Estuvimos mirándonos un minuto. Él llevaba el jersey gris y los pantalones de esa mañana. Aquel aspecto informal me resultaba mucho más familiar… y me encantaba. Un mechón de pelo le caía sobre la frente, suavizando su belleza severa. Se había apoyado de espaldas contra la puerta, tenía las manos en los bolsillos y los tobillos cruzados. Pero solo un idiota dejaría de sentir su tensión, semejante a la de un depredador. Sus ojos entornados, sagaces y vigilantes, veían demasiadas cosas.
—Echo de menos los rizos de tu pelo —dijo por fin.
Retrocedí hasta la mesa de mi padre y apoyé el trasero en ella. Crucé los brazos.
—Ese comentario llega muy tarde —«unos años tarde».
—Cuando he llegado, estabas a punto de abalanzarte sobre tu presa. ¿Estás pensando en tirarte a Chad Williams porque te apetece o porque quieres que firme en la línea de puntos?
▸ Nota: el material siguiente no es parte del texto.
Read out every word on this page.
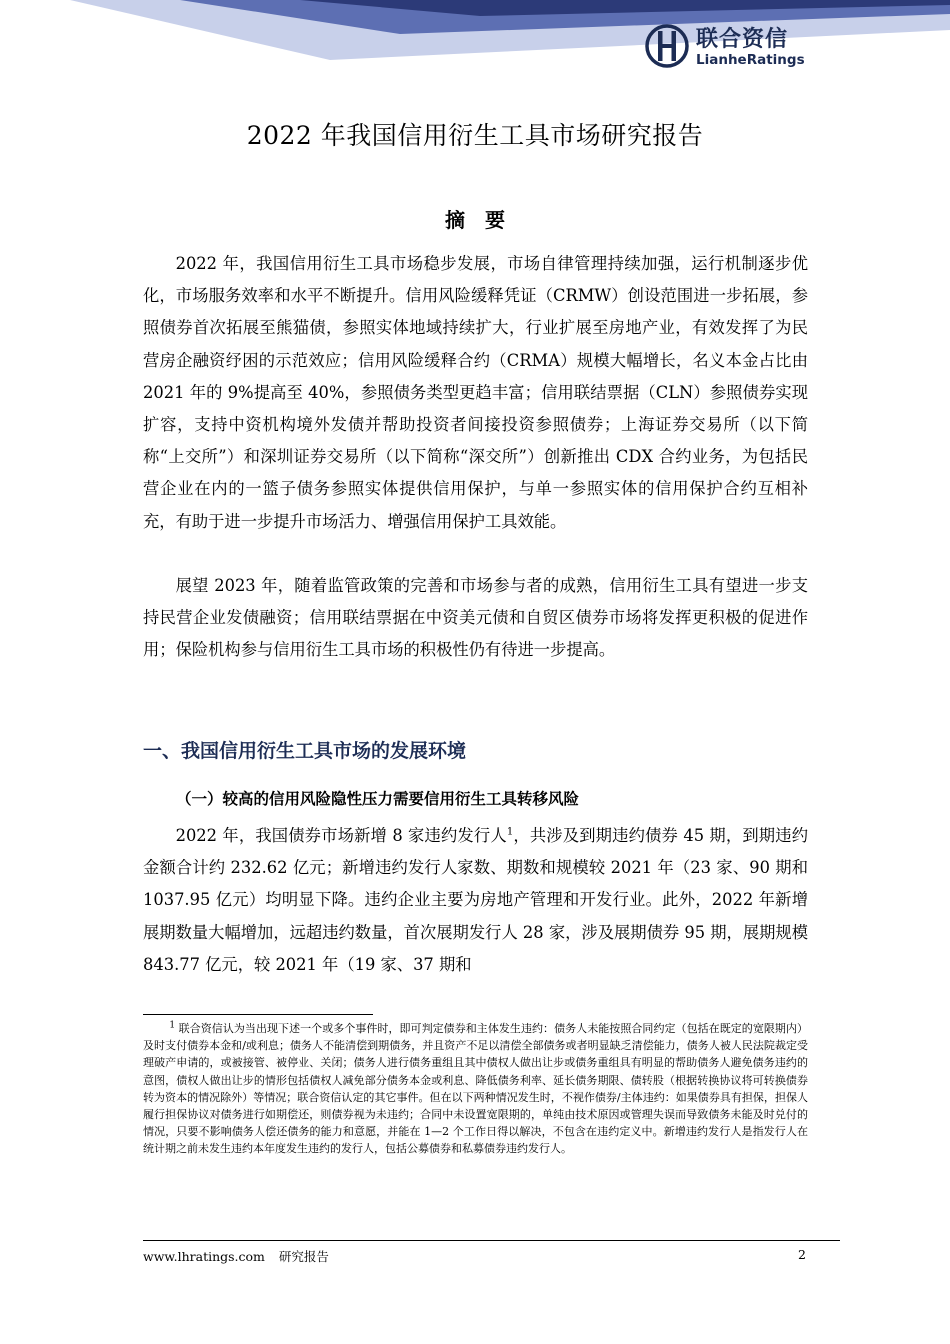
联合资信
LianheRatings
2022 年我国信用衍生工具市场研究报告
摘　要

2022 年，我国信用衍生工具市场稳步发展，市场自律管理持续加强，运行机制逐步优化，市场服务效率和水平不断提升。信用风险缓释凭证（CRMW）创设范围进一步拓展，参照债券首次拓展至熊猫债，参照实体地域持续扩大，行业扩展至房地产业，有效发挥了为民营房企融资纾困的示范效应；信用风险缓释合约（CRMA）规模大幅增长，名义本金占比由 2021 年的 9%提高至 40%，参照债务类型更趋丰富；信用联结票据（CLN）参照债券实现扩容，支持中资机构境外发债并帮助投资者间接投资参照债券；上海证券交易所（以下简称“上交所”）和深圳证券交易所（以下简称“深交所”）创新推出 CDX 合约业务，为包括民营企业在内的一篮子债务参照实体提供信用保护，与单一参照实体的信用保护合约互相补充，有助于进一步提升市场活力、增强信用保护工具效能。

展望 2023 年，随着监管政策的完善和市场参与者的成熟，信用衍生工具有望进一步支持民营企业发债融资；信用联结票据在中资美元债和自贸区债券市场将发挥更积极的促进作用；保险机构参与信用衍生工具市场的积极性仍有待进一步提高。

一、我国信用衍生工具市场的发展环境
（一）较高的信用风险隐性压力需要信用衍生工具转移风险

2022 年，我国债券市场新增 8 家违约发行人$^1$，共涉及到期违约债券 45 期，到期违约金额合计约 232.62 亿元；新增违约发行人家数、期数和规模较 2021 年（23 家、90 期和 1037.95 亿元）均明显下降。违约企业主要为房地产管理和开发行业。此外，2022 年新增展期数量大幅增加，远超违约数量，首次展期发行人 28 家，涉及展期债券 95 期，展期规模 843.77 亿元，较 2021 年（19 家、37 期和

$^1$ 联合资信认为当出现下述一个或多个事件时，即可判定债券和主体发生违约：债务人未能按照合同约定（包括在既定的宽限期内）及时支付债券本金和/或利息；债务人不能清偿到期债务，并且资产不足以清偿全部债务或者明显缺乏清偿能力，债务人被人民法院裁定受理破产申请的，或被接管、被停业、关闭；债务人进行债务重组且其中债权人做出让步或债务重组具有明显的帮助债务人避免债务违约的意图，债权人做出让步的情形包括债权人减免部分债务本金或利息、降低债务利率、延长债务期限、债转股（根据转换协议将可转换债券转为资本的情况除外）等情况；联合资信认定的其它事件。但在以下两种情况发生时，不视作债券/主体违约：如果债券具有担保，担保人履行担保协议对债务进行如期偿还，则债券视为未违约；合同中未设置宽限期的，单纯由技术原因或管理失误而导致债务未能及时兑付的情况，只要不影响债务人偿还债务的能力和意愿，并能在 1—2 个工作日得以解决，不包含在违约定义中。新增违约发行人是指发行人在统计期之前未发生违约本年度发生违约的发行人，包括公募债券和私募债券违约发行人。

www.lhratings.com 研究报告	2
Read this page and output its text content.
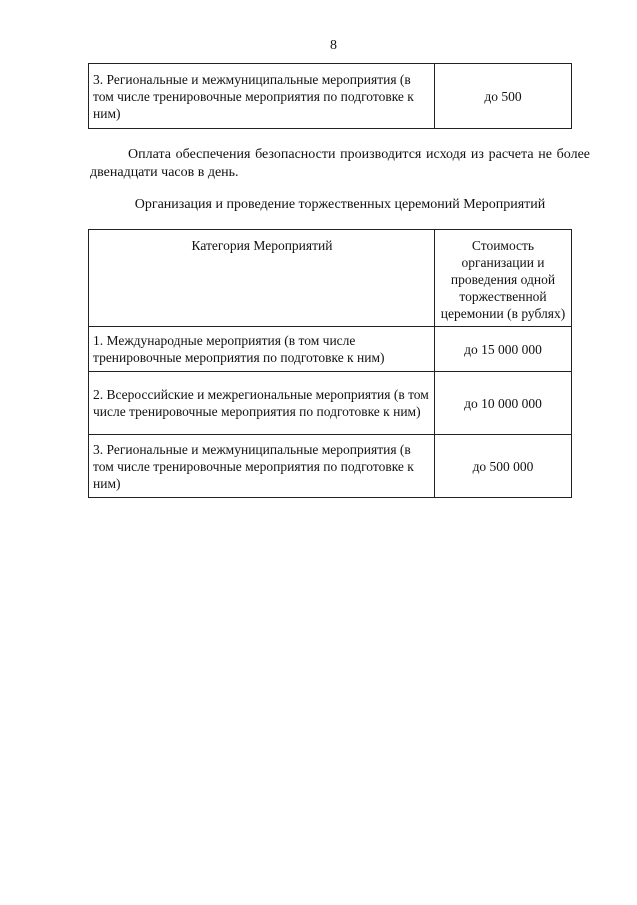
8
3. Региональные и межмуниципальные мероприятия (в том числе тренировочные мероприятия по подготовке к ним)	до 500

Оплата обеспечения безопасности производится исходя из расчета не более двенадцати часов в день.

Организация и проведение торжественных церемоний Мероприятий

Категория Мероприятий	Стоимость организации и проведения одной торжественной церемонии (в рублях)
1. Международные мероприятия (в том числе тренировочные мероприятия по подготовке к ним)	до 15 000 000
2. Всероссийские и межрегиональные мероприятия (в том числе тренировочные мероприятия по подготовке к ним)	до 10 000 000
3. Региональные и межмуниципальные мероприятия (в том числе тренировочные мероприятия по подготовке к ним)	до 500 000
Quizás alguna otra mujer se habría mordido la lengua porque la pregunta no merecía respuesta. Yo no dije nada porque me sentía demasiado dolida. Jax nunca había sido mezquino ni cruel conmigo intencionadamente. Se había limitado a desaparecer de mi vida.
—Gia…
—No me llames así.
—¿Cómo prefieres que te llame?
Di unos golpecitos con el pie en el suelo, nerviosa.
—Prefiero no verte ni saber nada de ti.
—¿Por qué no?
—Creía que era evidente.
Su boca, maravillosamente sensual, se tensó.
—Para mí no. Nos conocemos. Nos llevamos bien. Muy, muy bien.
—¡No voy a acostarme contigo! —repliqué, sintiéndome encerrada entre aquellas cuatro paredes. Siempre había surtido ese efecto sobre mí. Cuando estábamos juntos, no era consciente de nada más.
—¿Por qué no?
—¡Deja de preguntarme eso!
Se enderezó y el despacho se volvió aún más pequeño. Se me aceleró la respiración y miré ansiosamente la puerta, a su espalda.
—Es una pregunta válida —echó la cerradura sin apartar los ojos de mí—. Dime por qué estás tan enfadada.
La ansiedad se apoderó de mí.
—¡Te esfumaste de la faz de la Tierra!
—¿Sí? —dio un paso hacia mí—. ¿Estás diciendo que no sabías dónde encontrarme?
Fruncí el ceño, confusa.
—¿De qué estás hablando?
—Tenía que acabarse, y se acabó —se acercó—. Tranquilamente. Sin malos rollos. Sin recuerdos desagradables. Nos…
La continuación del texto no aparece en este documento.